[Photo via Lifetime] Here in Manhattan, there are certain indignities that one must endure. In exchange for what, I’m not always sure. But I’m told there’ll be a huge payoff later. We do the sardine can routine on our morning subway commute. We pretend not to notice the stream of urine coming from the homeless guy, alarmingly close to our bench in Union Square. We accept the fact that everything good about this place will be whored out to various media outlets as they wring every drop of originality out of Manhattan life. (Gossip Girl excluded, natch.) In this grand tradition, Matched in Manhattan is poised to become another reason why Lifetime television will forever be an embarrassment to the female gender. The show stars two veterans from the NY Times wedding pages (mergers and acquisitions!) and covers such dating superstars as women with Hello Kitty shrines in their apartments. The man uses words like “matt-o-morphosis.” Without a trace of irony.

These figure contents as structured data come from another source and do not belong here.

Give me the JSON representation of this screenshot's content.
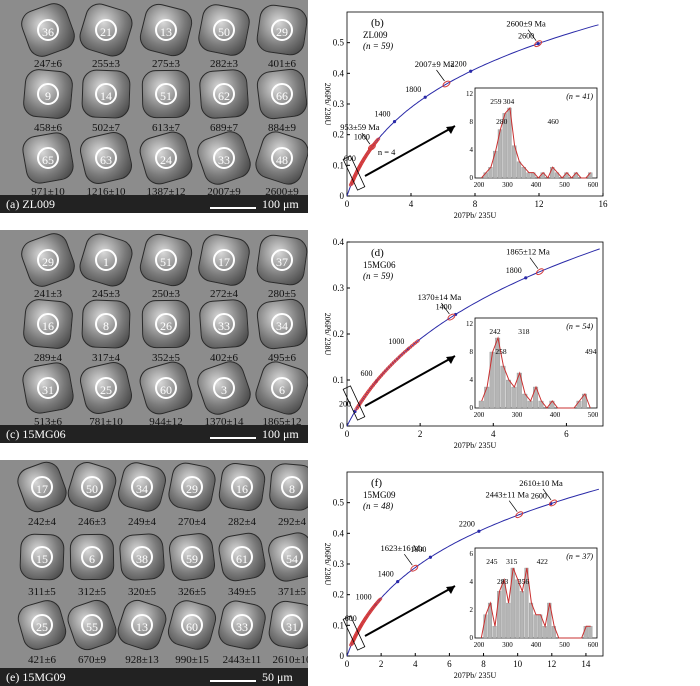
{
  "panels": [
    {
      "id": "a",
      "label": "(a)  ZL009",
      "scale": "100 μm",
      "grains": [
        {
          "spot": "36",
          "age": "247±6"
        },
        {
          "spot": "21",
          "age": "255±3"
        },
        {
          "spot": "13",
          "age": "275±3"
        },
        {
          "spot": "50",
          "age": "282±3"
        },
        {
          "spot": "29",
          "age": "401±6"
        },
        {
          "spot": "9",
          "age": "458±6"
        },
        {
          "spot": "14",
          "age": "502±7"
        },
        {
          "spot": "51",
          "age": "613±7"
        },
        {
          "spot": "62",
          "age": "689±7"
        },
        {
          "spot": "66",
          "age": "884±9"
        },
        {
          "spot": "65",
          "age": "971±10"
        },
        {
          "spot": "63",
          "age": "1216±10"
        },
        {
          "spot": "24",
          "age": "1387±12"
        },
        {
          "spot": "33",
          "age": "2007±9"
        },
        {
          "spot": "48",
          "age": "2600±9"
        }
      ]
    },
    {
      "id": "c",
      "label": "(c)  15MG06",
      "scale": "100 μm",
      "grains": [
        {
          "spot": "29",
          "age": "241±3"
        },
        {
          "spot": "1",
          "age": "245±3"
        },
        {
          "spot": "51",
          "age": "250±3"
        },
        {
          "spot": "17",
          "age": "272±4"
        },
        {
          "spot": "37",
          "age": "280±5"
        },
        {
          "spot": "16",
          "age": "289±4"
        },
        {
          "spot": "8",
          "age": "317±4"
        },
        {
          "spot": "26",
          "age": "352±5"
        },
        {
          "spot": "33",
          "age": "402±6"
        },
        {
          "spot": "34",
          "age": "495±6"
        },
        {
          "spot": "31",
          "age": "513±6"
        },
        {
          "spot": "25",
          "age": "781±10"
        },
        {
          "spot": "60",
          "age": "944±12"
        },
        {
          "spot": "3",
          "age": "1370±14"
        },
        {
          "spot": "6",
          "age": "1865±12"
        }
      ]
    },
    {
      "id": "e",
      "label": "(e)  15MG09",
      "scale": "50 μm",
      "grains": [
        {
          "spot": "17",
          "age": "242±4"
        },
        {
          "spot": "50",
          "age": "246±3"
        },
        {
          "spot": "34",
          "age": "249±4"
        },
        {
          "spot": "29",
          "age": "270±4"
        },
        {
          "spot": "16",
          "age": "282±4"
        },
        {
          "spot": "8",
          "age": "292±4"
        },
        {
          "spot": "15",
          "age": "311±5"
        },
        {
          "spot": "6",
          "age": "312±5"
        },
        {
          "spot": "38",
          "age": "320±5"
        },
        {
          "spot": "59",
          "age": "326±5"
        },
        {
          "spot": "61",
          "age": "349±5"
        },
        {
          "spot": "54",
          "age": "371±5"
        },
        {
          "spot": "25",
          "age": "421±6"
        },
        {
          "spot": "55",
          "age": "670±9"
        },
        {
          "spot": "13",
          "age": "928±13"
        },
        {
          "spot": "60",
          "age": "990±15"
        },
        {
          "spot": "33",
          "age": "2443±11"
        },
        {
          "spot": "31",
          "age": "2610±10"
        }
      ]
    }
  ],
  "chart_data": [
    {
      "type": "scatter",
      "panel": "(b)",
      "sample": "ZL009",
      "n": "(n = 59)",
      "xlabel": "207Pb/ 235U",
      "ylabel": "206Pb/ 238U",
      "xlim": [
        0,
        16
      ],
      "ylim": [
        0,
        0.6
      ],
      "xticks": [
        "0",
        "4",
        "8",
        "12",
        "16"
      ],
      "yticks": [
        "0",
        "0.1",
        "0.2",
        "0.3",
        "0.4",
        "0.5"
      ],
      "concordia_ages": [
        "600",
        "1000",
        "1400",
        "1800",
        "2200",
        "2600"
      ],
      "annotations": [
        "2600±9 Ma",
        "2007±9 Ma",
        "953±59 Ma",
        "n = 4"
      ],
      "inset": {
        "n": "(n = 41)",
        "xticks": [
          "200",
          "300",
          "400",
          "500",
          "600"
        ],
        "yticks": [
          "0",
          "4",
          "8",
          "12"
        ],
        "peaks": [
          "259",
          "280",
          "304",
          "460"
        ]
      }
    },
    {
      "type": "scatter",
      "panel": "(d)",
      "sample": "15MG06",
      "n": "(n = 59)",
      "xlabel": "207Pb/ 235U",
      "ylabel": "206Pb/ 238U",
      "xlim": [
        0,
        7
      ],
      "ylim": [
        0,
        0.4
      ],
      "xticks": [
        "0",
        "2",
        "4",
        "6"
      ],
      "yticks": [
        "0",
        "0.1",
        "0.2",
        "0.3",
        "0.4"
      ],
      "concordia_ages": [
        "200",
        "600",
        "1000",
        "1400",
        "1800"
      ],
      "annotations": [
        "1865±12 Ma",
        "1370±14 Ma"
      ],
      "inset": {
        "n": "(n = 54)",
        "xticks": [
          "200",
          "300",
          "400",
          "500"
        ],
        "yticks": [
          "0",
          "4",
          "8",
          "12"
        ],
        "peaks": [
          "242",
          "258",
          "318",
          "494"
        ]
      }
    },
    {
      "type": "scatter",
      "panel": "(f)",
      "sample": "15MG09",
      "n": "(n = 48)",
      "xlabel": "207Pb/ 235U",
      "ylabel": "206Pb/ 238U",
      "xlim": [
        0,
        15
      ],
      "ylim": [
        0,
        0.6
      ],
      "xticks": [
        "0",
        "2",
        "4",
        "6",
        "8",
        "10",
        "12",
        "14"
      ],
      "yticks": [
        "0",
        "0.1",
        "0.2",
        "0.3",
        "0.4",
        "0.5"
      ],
      "concordia_ages": [
        "600",
        "1000",
        "1400",
        "1800",
        "2200",
        "2600"
      ],
      "annotations": [
        "2610±10 Ma",
        "2443±11 Ma",
        "1623±16 Ma"
      ],
      "inset": {
        "n": "(n = 37)",
        "xticks": [
          "200",
          "300",
          "400",
          "500",
          "600"
        ],
        "yticks": [
          "0",
          "2",
          "4",
          "6"
        ],
        "peaks": [
          "245",
          "283",
          "315",
          "356",
          "422"
        ]
      }
    }
  ]
}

In his personal blog, our gracious host offers insight into women’s mating behaviors by urging men to seek a variety of completely un-sexist locations like PTA meetings, bake sales, department stores, the dry cleaner’s and cooking classes. I’m tying my apron strings as we speak! Wait, I’m too barefoot and pregnant to leave my apartment.
P.S. Before you start feeling too sorry for his wife, she’s a little conflicted too. Here she straddles the fence on the name-change question while he admits that it would be “enough to throw me over the edge.” We can dream, Matty.